Reading the plays is cool, though performance is the best way to experience the Bard

Another "this". Shakespeare wrote his plays to be staged so they can be viewed by an audience ... not so that they can be read like novels. As long as you're seeing something that uses the original text, you're still properly experiencing the plays. Visualizing helps me understand and follow in a way that I can't do from just reading the text.

If you're looking into Macbeth, my favorite adaptation is Polanski's. There are only some minor changes from the text, and as you'd expect from Polaski it has plenty of style. Though somehow I doubt many stage productions had Lady Macbeth in the nude :)

MoviePage
04-30-12, 11:09 AM
I'm in the minority of people who prefer reading the plays first so that I can form my own mental image of how they could or should be staged, and then viewing the available adaptations to see how the actual productions differ.

I love all things Shakespeare and have never had a problem getting through the texts, as long as I'm using an annotated version that clarifies some of the less familiar words or expressions.
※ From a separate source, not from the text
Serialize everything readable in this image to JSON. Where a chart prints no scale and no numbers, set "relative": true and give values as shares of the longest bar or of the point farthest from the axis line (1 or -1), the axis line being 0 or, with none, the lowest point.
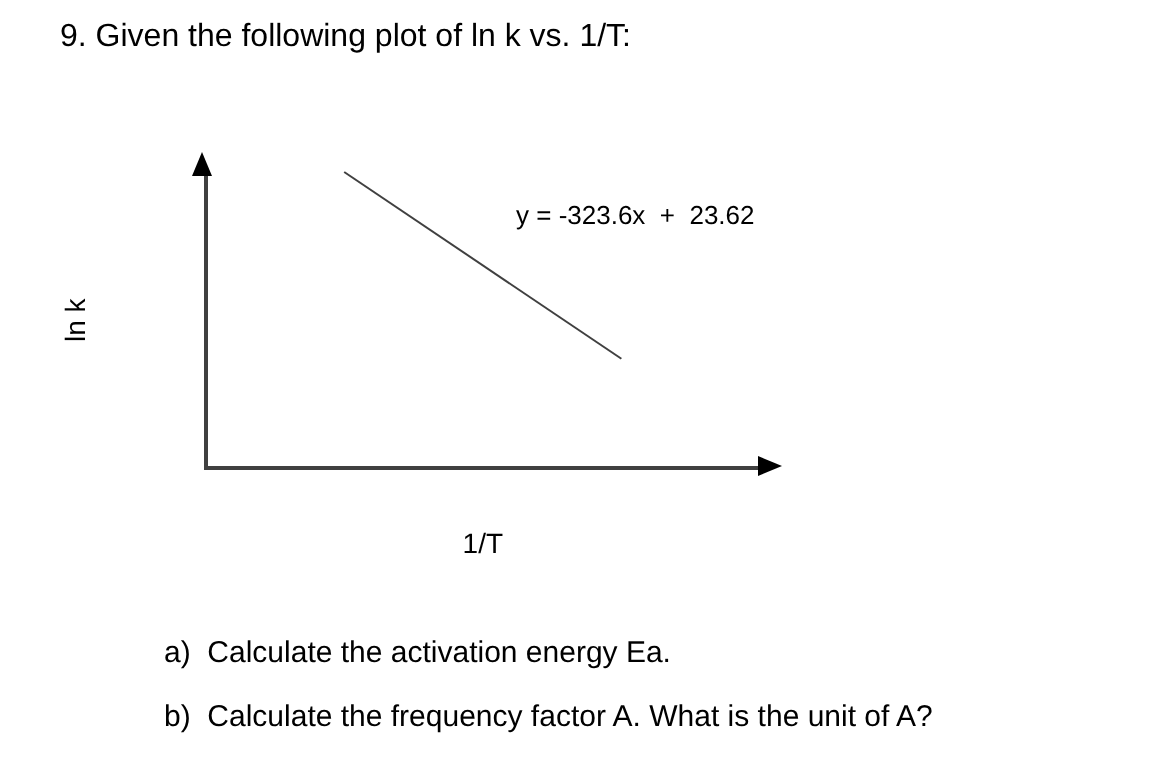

I was also an English major and always sought out any and all courses related to Shakespeare above all others.

Macbeth is still my favorite and the one with which I'm most familiar. Agreed that the Polanski version is by far the best film adaptation. The Ian McKellen/Judi Dench version is also good, though it's all about the performances since it's more of just a filmed theatrical production.

Supermallet
04-30-12, 11:32 AM
I read the plays aloud, staging them in my head and doing different characterizations for the characters. I've got a very nice complete Shakespeare collection with historical notes, introductions, etc. No matter how many times I read Hamlet, I always find something new in it. My favorite might be The Tempest, though.